Benchmark LLMs in accuracy and translation across languages
Evaluate adversarial robustness using generative models
Browse and submit language model benchmarks
Evaluate reward models for math reasoning
Load AI models and prepare your space
Measure BERT model performance using WASM and WebGPU
Compare LLM performance across benchmarks
Visualize model performance on function calling tasks
Download a TriplaneGaussian model checkpoint
Display LLM benchmark leaderboard and info
View and submit LLM evaluations
Display model benchmark results
Quantize a model for faster inference
The European Leaderboard is a benchmarking tool designed to evaluate and compare large language models (LLMs) in terms of accuracy and translation capabilities across multiple languages. It provides a comprehensive platform to assess model performance, enabling users to identify top-performing models for specific tasks and languages.
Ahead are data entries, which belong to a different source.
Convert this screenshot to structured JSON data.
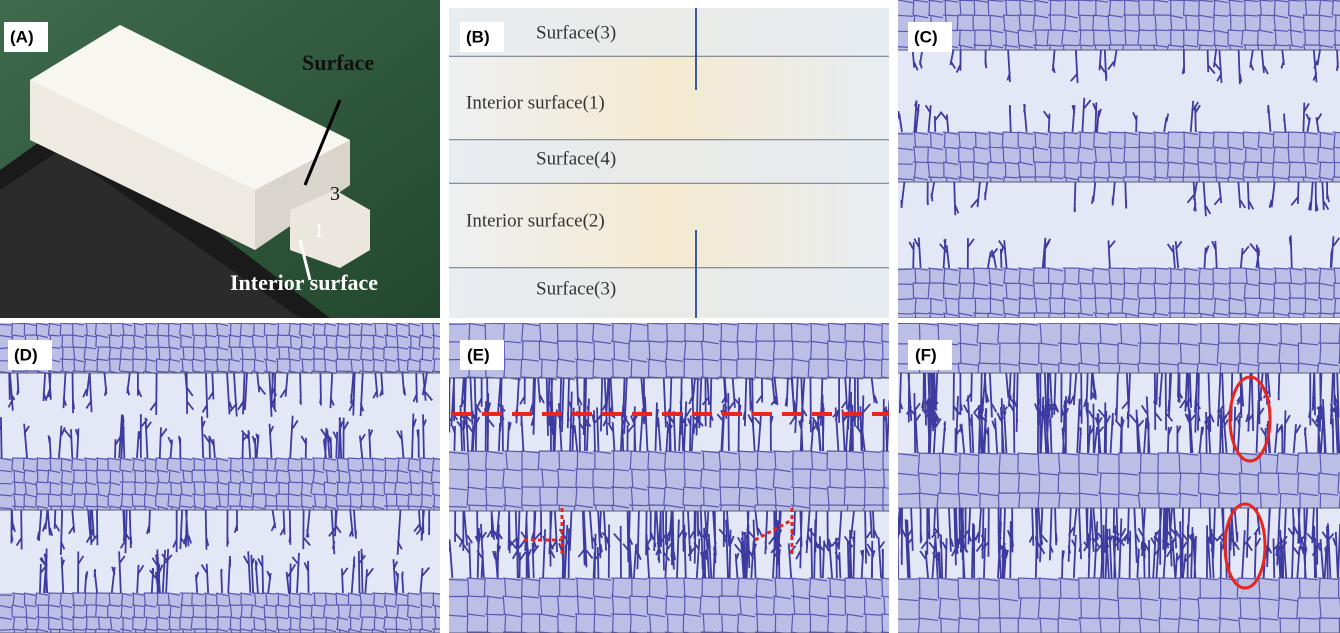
{
  "panels": [
    {
      "label": "(A)",
      "annotations": [
        "Surface",
        "3",
        "1",
        "Interior surface"
      ]
    },
    {
      "label": "(B)",
      "annotations": [
        "Surface(3)",
        "Interior surface(1)",
        "Surface(4)",
        "Interior surface(2)",
        "Surface(3)"
      ]
    },
    {
      "label": "(C)"
    },
    {
      "label": "(D)"
    },
    {
      "label": "(E)"
    },
    {
      "label": "(F)"
    }
  ]
}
What is the main purpose of the European Leaderboard?
The primary purpose is to provide a standardized way to benchmark and compare LLMs across various European languages and tasks.
Which languages are supported by the European Leaderboard?
The tool supports a wide range of European languages, including English, French, German, Spanish, Italian, and many others. The exact list is updated regularly.
Can I benchmark my own model using European Leaderboard?
Yes, the platform allows users to submit and benchmark their own models, provided they meet the specified requirements.